Ich fasse die obigen Eigenschaften des Sohnes Gottes zusammen:
Er ist das Ende aller Geschichte – Er ist der „Erbe aller Dinge“.
Er ist der Beginn aller Geschichte – durch Ihn sind „die Welten gemacht“.
Er ist jenseits aller Geschichte – „die Ausstrahlung seiner Herrlichkeit“ und „der Abdruck seines Wesens“.
Er ist durch die Geschichte hindurch – als der, der „alle Dinge durch das Wort seiner Macht trägt“.
Er ist das einmalige Opfer in der ganzen Geschichte – als Er „die Reinigung von den Sünden bewirkt hat“.
Er ist über der Geschichte – als sitzend „zur Rechten der Majestät in der Höhe“.
Christus sitzt zur Rechten Gottes in vierfacher Hinsicht
Es ist bedeutsam, dass Christus in diesem Brief viermal zur Rechten Gottes sitzend gesehen wird.
Als die Himmel für Stephanus geöffnet wurden, sah er „den Sohn des Menschen zur Rechten Gottes stehen“ (Apg 7,56).

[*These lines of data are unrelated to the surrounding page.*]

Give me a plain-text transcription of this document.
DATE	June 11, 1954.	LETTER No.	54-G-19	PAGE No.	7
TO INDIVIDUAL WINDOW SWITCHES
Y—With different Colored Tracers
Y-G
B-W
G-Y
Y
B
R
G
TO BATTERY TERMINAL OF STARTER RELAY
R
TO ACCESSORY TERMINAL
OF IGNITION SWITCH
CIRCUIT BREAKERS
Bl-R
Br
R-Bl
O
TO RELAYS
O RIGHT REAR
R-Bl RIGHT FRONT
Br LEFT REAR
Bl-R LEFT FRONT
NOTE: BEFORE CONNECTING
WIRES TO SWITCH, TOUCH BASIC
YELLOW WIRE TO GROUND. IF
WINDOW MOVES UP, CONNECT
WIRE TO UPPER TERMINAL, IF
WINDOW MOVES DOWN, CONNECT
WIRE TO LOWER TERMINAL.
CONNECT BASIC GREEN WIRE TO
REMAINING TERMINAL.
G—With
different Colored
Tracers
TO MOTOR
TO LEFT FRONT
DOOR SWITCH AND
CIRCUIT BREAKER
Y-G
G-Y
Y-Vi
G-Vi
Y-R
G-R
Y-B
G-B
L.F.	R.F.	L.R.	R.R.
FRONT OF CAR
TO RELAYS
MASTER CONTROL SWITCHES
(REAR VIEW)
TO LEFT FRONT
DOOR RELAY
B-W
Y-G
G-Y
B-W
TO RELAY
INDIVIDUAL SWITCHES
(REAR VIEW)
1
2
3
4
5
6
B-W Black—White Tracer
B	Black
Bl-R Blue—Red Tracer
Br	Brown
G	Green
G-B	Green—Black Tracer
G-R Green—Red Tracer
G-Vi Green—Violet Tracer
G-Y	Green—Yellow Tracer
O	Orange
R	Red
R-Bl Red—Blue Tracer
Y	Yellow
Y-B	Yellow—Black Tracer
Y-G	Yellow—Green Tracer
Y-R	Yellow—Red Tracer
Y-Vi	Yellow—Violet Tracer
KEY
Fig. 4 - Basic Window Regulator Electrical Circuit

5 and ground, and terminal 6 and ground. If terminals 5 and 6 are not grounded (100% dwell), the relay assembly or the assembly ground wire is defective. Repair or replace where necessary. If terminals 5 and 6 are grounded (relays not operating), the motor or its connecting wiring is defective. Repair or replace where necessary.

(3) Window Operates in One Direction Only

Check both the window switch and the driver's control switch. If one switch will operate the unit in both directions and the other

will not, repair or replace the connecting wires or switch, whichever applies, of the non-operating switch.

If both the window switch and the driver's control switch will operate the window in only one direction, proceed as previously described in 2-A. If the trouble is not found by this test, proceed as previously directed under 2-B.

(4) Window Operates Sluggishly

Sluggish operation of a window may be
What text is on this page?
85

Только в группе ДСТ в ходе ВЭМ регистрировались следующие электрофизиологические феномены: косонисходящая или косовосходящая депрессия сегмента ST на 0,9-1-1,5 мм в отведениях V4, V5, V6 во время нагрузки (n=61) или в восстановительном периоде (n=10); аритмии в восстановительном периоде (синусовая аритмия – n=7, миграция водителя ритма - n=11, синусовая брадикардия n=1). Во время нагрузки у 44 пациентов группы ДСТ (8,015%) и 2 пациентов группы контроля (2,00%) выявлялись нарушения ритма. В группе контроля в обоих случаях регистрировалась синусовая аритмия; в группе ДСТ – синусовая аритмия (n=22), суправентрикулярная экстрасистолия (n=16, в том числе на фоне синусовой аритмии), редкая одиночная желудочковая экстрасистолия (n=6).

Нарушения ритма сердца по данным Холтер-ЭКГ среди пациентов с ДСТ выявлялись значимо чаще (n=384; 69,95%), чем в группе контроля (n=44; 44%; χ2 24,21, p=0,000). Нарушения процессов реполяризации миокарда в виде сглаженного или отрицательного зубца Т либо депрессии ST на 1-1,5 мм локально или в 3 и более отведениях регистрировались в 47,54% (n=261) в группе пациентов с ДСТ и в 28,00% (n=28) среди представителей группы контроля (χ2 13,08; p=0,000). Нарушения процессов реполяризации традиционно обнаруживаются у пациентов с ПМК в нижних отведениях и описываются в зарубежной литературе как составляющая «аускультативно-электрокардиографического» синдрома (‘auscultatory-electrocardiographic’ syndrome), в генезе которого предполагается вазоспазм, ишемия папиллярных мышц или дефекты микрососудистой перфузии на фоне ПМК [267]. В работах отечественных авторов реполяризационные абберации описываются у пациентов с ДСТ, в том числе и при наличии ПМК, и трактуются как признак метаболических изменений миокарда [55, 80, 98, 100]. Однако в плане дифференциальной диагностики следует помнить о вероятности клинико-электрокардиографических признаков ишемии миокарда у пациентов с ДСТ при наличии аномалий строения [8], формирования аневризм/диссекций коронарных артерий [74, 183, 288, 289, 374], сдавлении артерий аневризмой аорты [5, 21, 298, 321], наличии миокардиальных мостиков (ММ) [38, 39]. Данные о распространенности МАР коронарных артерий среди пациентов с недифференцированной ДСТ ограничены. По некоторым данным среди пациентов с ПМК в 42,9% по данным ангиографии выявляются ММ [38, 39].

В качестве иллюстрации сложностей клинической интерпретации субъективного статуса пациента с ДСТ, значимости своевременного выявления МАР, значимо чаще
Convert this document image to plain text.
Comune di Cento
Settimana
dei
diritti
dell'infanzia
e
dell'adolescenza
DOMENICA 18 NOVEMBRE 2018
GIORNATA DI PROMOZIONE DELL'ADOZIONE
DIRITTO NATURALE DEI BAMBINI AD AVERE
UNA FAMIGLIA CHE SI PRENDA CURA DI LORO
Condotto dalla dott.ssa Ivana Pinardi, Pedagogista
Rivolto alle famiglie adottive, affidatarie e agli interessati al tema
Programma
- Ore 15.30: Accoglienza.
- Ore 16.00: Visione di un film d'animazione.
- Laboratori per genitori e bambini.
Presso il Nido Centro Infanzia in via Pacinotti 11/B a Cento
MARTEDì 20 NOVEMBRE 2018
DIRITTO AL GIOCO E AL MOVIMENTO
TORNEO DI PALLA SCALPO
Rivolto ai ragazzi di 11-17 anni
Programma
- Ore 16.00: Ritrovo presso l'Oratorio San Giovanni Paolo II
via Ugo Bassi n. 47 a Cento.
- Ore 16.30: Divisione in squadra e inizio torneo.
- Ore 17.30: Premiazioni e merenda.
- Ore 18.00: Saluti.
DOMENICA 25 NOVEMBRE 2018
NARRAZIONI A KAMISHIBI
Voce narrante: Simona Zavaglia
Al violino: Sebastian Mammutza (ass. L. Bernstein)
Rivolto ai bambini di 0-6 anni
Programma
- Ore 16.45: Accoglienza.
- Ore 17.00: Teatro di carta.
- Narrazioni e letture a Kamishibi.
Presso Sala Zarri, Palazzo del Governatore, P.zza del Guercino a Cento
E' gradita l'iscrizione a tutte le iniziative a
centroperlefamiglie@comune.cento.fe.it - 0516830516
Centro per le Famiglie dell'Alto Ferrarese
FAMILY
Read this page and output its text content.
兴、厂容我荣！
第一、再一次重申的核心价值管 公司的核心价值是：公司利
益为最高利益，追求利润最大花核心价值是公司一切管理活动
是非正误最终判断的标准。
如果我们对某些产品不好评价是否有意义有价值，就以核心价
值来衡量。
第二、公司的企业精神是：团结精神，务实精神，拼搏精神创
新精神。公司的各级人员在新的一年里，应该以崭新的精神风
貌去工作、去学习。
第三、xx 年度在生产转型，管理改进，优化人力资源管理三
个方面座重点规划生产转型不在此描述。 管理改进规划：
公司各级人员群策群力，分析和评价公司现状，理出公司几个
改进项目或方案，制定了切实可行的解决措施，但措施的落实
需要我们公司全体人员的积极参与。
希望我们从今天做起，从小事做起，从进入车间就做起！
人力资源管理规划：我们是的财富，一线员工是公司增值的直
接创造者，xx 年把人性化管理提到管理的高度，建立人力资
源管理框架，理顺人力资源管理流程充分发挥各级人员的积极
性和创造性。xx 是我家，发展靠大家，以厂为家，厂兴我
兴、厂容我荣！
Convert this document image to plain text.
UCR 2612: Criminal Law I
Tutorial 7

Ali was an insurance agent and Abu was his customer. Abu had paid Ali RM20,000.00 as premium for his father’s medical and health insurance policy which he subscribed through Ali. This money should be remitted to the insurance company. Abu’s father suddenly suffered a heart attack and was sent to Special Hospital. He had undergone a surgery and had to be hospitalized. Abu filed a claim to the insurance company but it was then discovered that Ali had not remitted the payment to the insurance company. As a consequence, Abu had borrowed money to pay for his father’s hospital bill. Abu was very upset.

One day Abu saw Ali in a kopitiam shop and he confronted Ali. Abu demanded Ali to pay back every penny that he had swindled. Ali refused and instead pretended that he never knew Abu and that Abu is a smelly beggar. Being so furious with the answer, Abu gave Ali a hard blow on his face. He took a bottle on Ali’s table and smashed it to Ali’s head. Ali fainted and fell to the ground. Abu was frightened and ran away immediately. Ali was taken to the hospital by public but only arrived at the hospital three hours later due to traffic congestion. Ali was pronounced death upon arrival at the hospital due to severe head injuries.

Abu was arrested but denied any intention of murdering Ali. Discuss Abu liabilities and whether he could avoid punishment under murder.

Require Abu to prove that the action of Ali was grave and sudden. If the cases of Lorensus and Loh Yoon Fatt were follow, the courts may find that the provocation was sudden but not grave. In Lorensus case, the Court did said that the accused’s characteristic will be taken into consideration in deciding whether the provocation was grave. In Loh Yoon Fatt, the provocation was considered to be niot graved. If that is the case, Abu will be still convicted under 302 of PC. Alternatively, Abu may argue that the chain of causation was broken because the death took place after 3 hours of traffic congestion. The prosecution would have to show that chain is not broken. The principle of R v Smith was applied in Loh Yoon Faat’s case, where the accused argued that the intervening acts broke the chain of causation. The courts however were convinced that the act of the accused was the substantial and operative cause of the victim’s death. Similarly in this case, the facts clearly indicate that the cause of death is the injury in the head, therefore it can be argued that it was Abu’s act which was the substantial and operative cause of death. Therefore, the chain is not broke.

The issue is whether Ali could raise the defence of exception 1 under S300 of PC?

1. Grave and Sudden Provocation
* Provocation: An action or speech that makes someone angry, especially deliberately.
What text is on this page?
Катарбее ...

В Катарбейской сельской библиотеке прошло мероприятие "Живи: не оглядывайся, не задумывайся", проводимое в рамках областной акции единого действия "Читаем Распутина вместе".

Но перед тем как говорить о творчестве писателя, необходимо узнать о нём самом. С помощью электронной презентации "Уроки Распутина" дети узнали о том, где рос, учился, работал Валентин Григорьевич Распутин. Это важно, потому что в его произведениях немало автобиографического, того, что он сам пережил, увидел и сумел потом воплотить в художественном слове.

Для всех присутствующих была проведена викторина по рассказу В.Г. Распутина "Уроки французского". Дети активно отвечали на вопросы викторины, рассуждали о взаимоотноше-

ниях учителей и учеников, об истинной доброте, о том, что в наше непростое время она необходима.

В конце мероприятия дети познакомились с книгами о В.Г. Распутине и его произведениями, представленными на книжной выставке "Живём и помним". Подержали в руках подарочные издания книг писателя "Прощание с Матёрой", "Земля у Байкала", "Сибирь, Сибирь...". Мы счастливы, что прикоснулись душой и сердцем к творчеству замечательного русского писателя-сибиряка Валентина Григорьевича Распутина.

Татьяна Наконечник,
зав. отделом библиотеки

Der Herr stand zu diesem Zeitpunkt, weil den Juden immer noch Gelegenheit geboten wurde, Ihn als ihren Messias anzunehmen, obwohl sie Ihn schon abgelehnt und gekreuzigt hatten. Er stand dort, bereit, zur Erde zurückzukehren, um das Reich zu errichten, wie es in den alttestamentlichen Prophezeiungen vorhergesagt worden war, wenn sie Buße tun und sich bekehren würden (Apg 3,19.20).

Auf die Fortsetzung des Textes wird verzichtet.